Is the EU Setting Libya Up for Epic Failure?

^(Author: Libyan Gazette Editorial Staff)

EU Council extends its mission in Libya to August 2017 and Approves Budget.

The European Union announced on Thursday that it will extend its European Union Border Assistance Mission (EUBAM) by one year and allocated $19 million.

“On 4 August 2016, the Council extended the mandate of the planning mission EUBAM Libya until 21 August 2017. It also approved a budget of €17 million for the period from 22 August 2016 to 21 August 2017. As part of the EU’s comprehensive approach to support the transition to a democratic, stable and prosperous Libya, EUBAM Libya is mandated to plan for a possible future EU mission providing advice and capacity-building in the area of criminal justice, migration, border security and counter-terrorism,” the statement reads.
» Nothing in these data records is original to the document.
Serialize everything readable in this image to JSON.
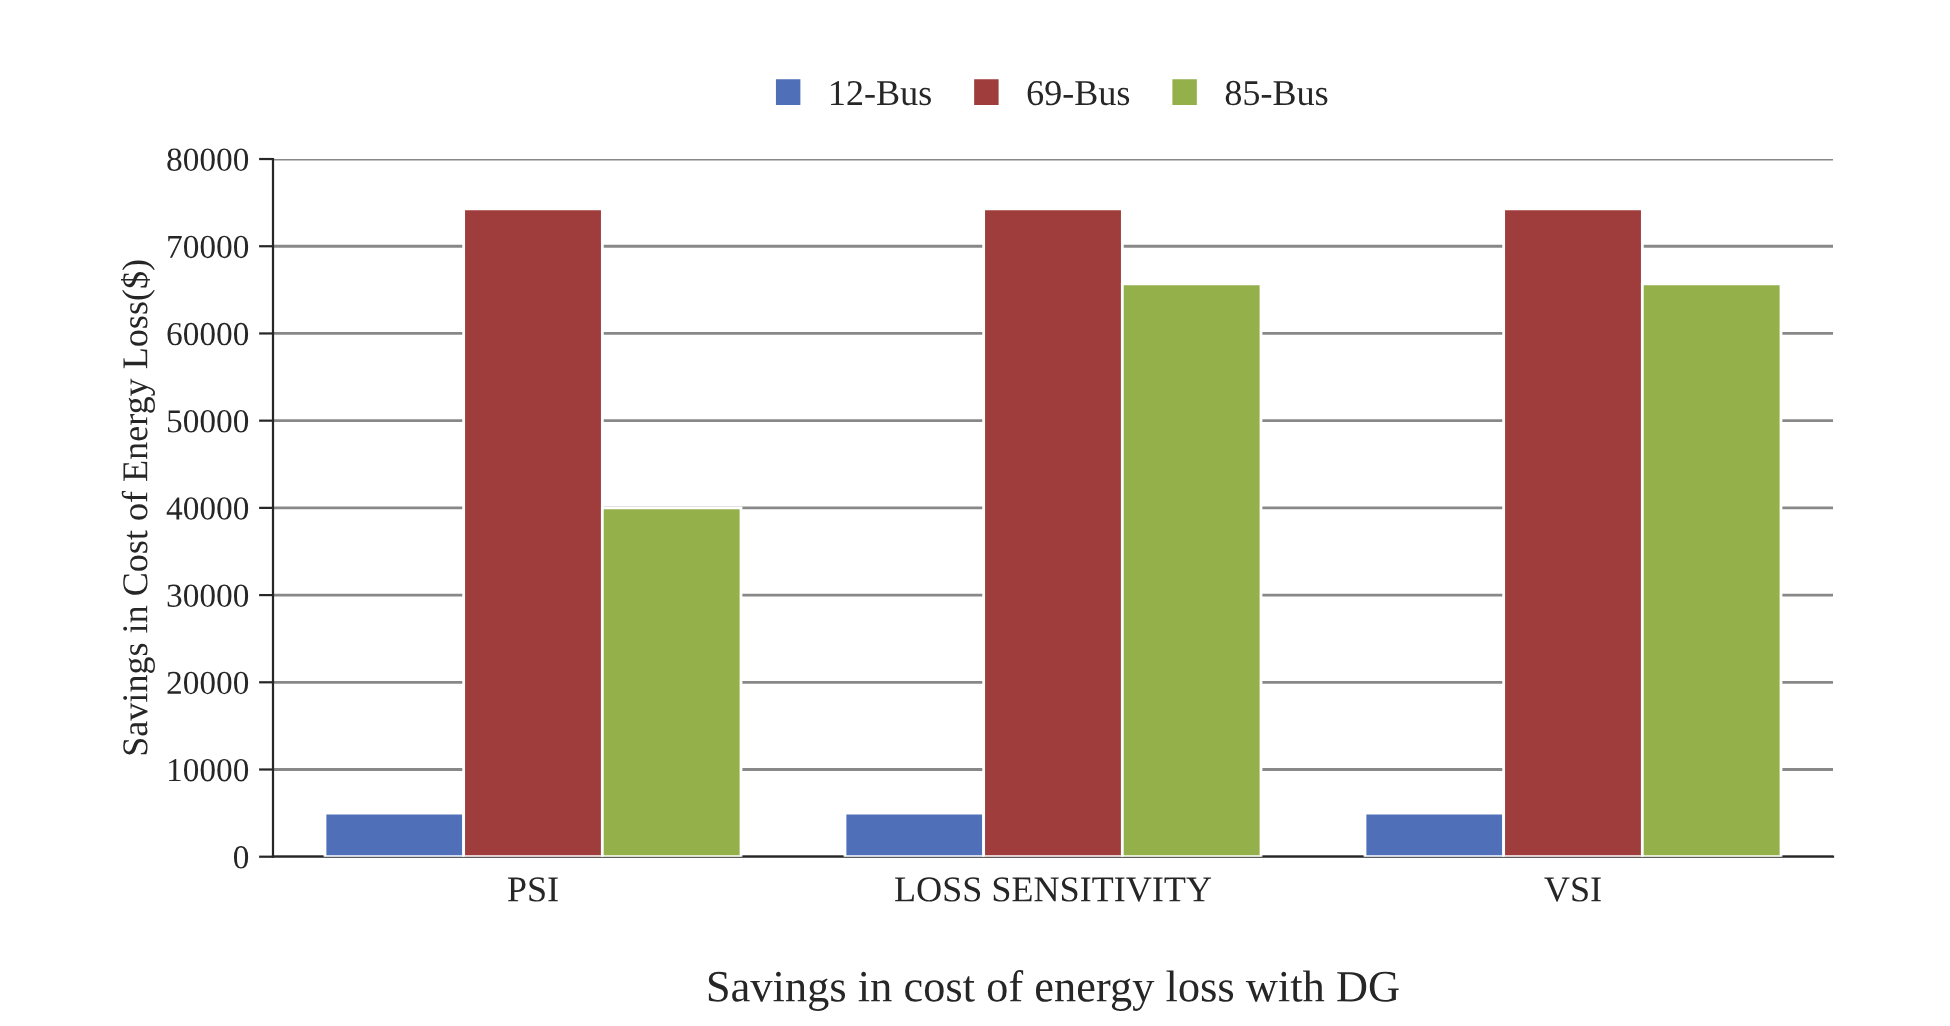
{
  "chart_data": {
    "type": "bar",
    "xlabel": "Savings in cost of energy loss with DG",
    "ylabel": "Savings in Cost of Energy Loss($)",
    "categories": [
      "PSI",
      "LOSS SENSITIVITY",
      "VSI"
    ],
    "series": [
      {
        "name": "12-Bus",
        "color": "#4f6fb8",
        "values": [
          5000,
          5000,
          5000
        ]
      },
      {
        "name": "69-Bus",
        "color": "#9e3d3b",
        "values": [
          74300,
          74300,
          74300
        ]
      },
      {
        "name": "85-Bus",
        "color": "#93b04b",
        "values": [
          40000,
          65700,
          65700
        ]
      }
    ],
    "ylim": [
      0,
      80000
    ],
    "yticks": [
      0,
      10000,
      20000,
      30000,
      40000,
      50000,
      60000,
      70000,
      80000
    ],
    "grid": "y",
    "legend": "top"
  }
}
All future missions will be focused on sharing information and training Libyan law enforcement officers to prevent desperate refugees from fleeing Africa to Europe.

“Any future civilian mission in Libya would seek in particular to address law enforcement aspects of irregular migration, smuggling of migrants and trafficking of human beings while promoting longer term efforts on security sector reform, including governance,” said the EU statement.

Human Rights Watch (HRW) warns that such initiatives by the EU puts tens of thousands of refugees at serious risk of continued abuse, torture and violation of human rights, which they are hoping to flee by seeking refuge in Europe.  

Rather than providing refugees with humanitarian care, Europe is trying to dissolve itself of responsibility and leave Libya, a nation that has not been able to hold itself together since the 2011 uprising, solely responsible.

Amnesty International has also criticised the European Union’s attempt to avoid having to care for tens of thousands of refugees. Weak states like Libya are in no position to support the unprecedented refugee crisis and Europe, said Amnesty.

The EU said that its initiatives pertaining to EUBAM will only commence “at the request of the legitimate Libyan authorities.”

Earlier this year the EU made changes to EUBAM in Libya to focus on preventing refugees from making the journey across the Mediterranean to Europe.

The EUBAM is located in Tunis and has established relations with Libyan authorities. The mission’s budget, which was approved by the decision, provides for the activities and staff in Tunis as well as for the possibility to deploy to Libya as soon as the security situation allows.